1. **Use production environment** with proper config
2. **Enable SSL/TLS** (force_ssl = true)
3. **Set SECRET_KEY_BASE** via credentials
4. **Use environment variables** for secrets
5. **Enable caching** (Solid Cache in Rails 8)
6. **Configure logging** appropriately
7. **Set up monitoring** (error tracking, metrics)
8. **Use CDN** for assets
9. **Configure database** connection pooling
10. **Set up backups** (database, credentials)
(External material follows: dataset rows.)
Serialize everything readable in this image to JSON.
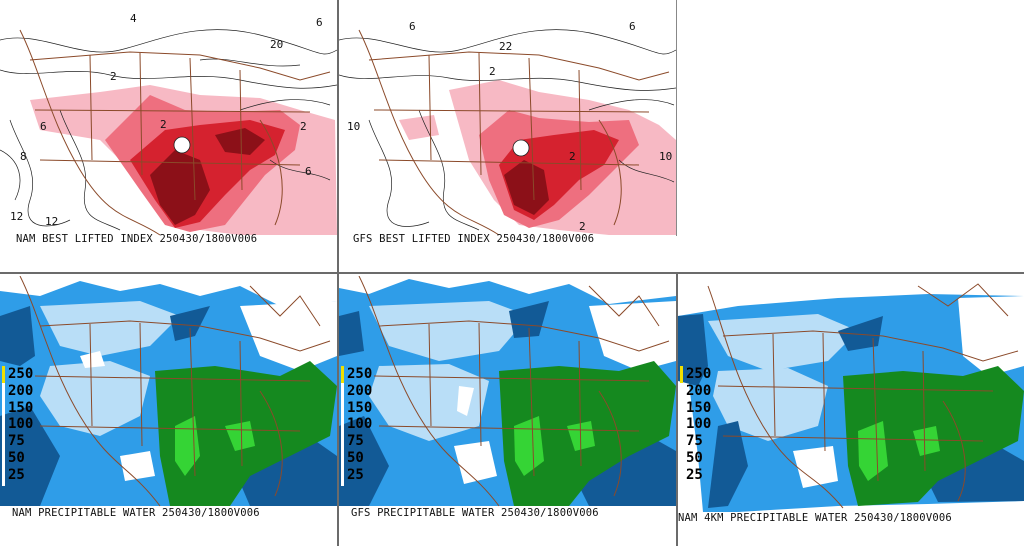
{
  "panels": {
    "nam_li": {
      "title": "NAM BEST LIFTED INDEX 250430/1800V006"
    },
    "gfs_li": {
      "title": "GFS BEST LIFTED INDEX 250430/1800V006"
    },
    "nam_pw": {
      "title": "NAM PRECIPITABLE WATER 250430/1800V006"
    },
    "gfs_pw": {
      "title": "GFS PRECIPITABLE WATER 250430/1800V006"
    },
    "nam4km_pw": {
      "title": "NAM 4KM PRECIPITABLE WATER 250430/1800V006"
    }
  },
  "pw_legend": {
    "values": [
      "250",
      "200",
      "150",
      "100",
      "75",
      "50",
      "25"
    ]
  },
  "colors": {
    "li_light": "#f7b9c4",
    "li_mid": "#ee6f7f",
    "li_dark": "#d5222f",
    "li_darkest": "#8c1018",
    "pw_light": "#b9def7",
    "pw_mid": "#2f9de8",
    "pw_dark": "#125a96",
    "pw_green": "#15891f",
    "pw_lightgreen": "#35d435",
    "borders": "#8b4a2a",
    "contours": "#222222"
  }
}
See `references/production-checklist.md` for complete checklist.

## Further Reading

For deeper exploration:

- **`references/kamal-setup.md`**: Complete Kamal deployment guide
- **`references/production-checklist.md`**: Production readiness checklist

For code examples:

- **`examples/basic-config.yml`**: Minimal single-server setup
- **`examples/registry-free-config.yml`**: No Docker Hub needed (Kamal 2.8+)
- **`examples/multi-server-config.yml`**: Multiple web servers with workers
- **`examples/with-accessories-config.yml`**: PostgreSQL and Redis setup
- **`examples/staging-production-config.yml`**: Environment-specific deploys
- **`examples/custom-healthcheck-config.yml`**: Detailed health checks
- **`examples/advanced-services-config.yml`**: Resource limits and scaling
- **`examples/deployment-hooks.sh`**: Pre/post deploy automation

## Summary

Rails 8 deployment provides:
- **Kamal 2**: Zero-downtime deploys to any server
- **Thruster**: Performance proxy
- **Kamal Proxy**: Traffic routing
- **Dockerfile**: Production-ready containers
- **Credentials**: Encrypted secrets
- **Local CI**: Fast feedback
- **Self-hosting**: No vendor lock-in

Master Kamal and deploy with confidence to any infrastructure.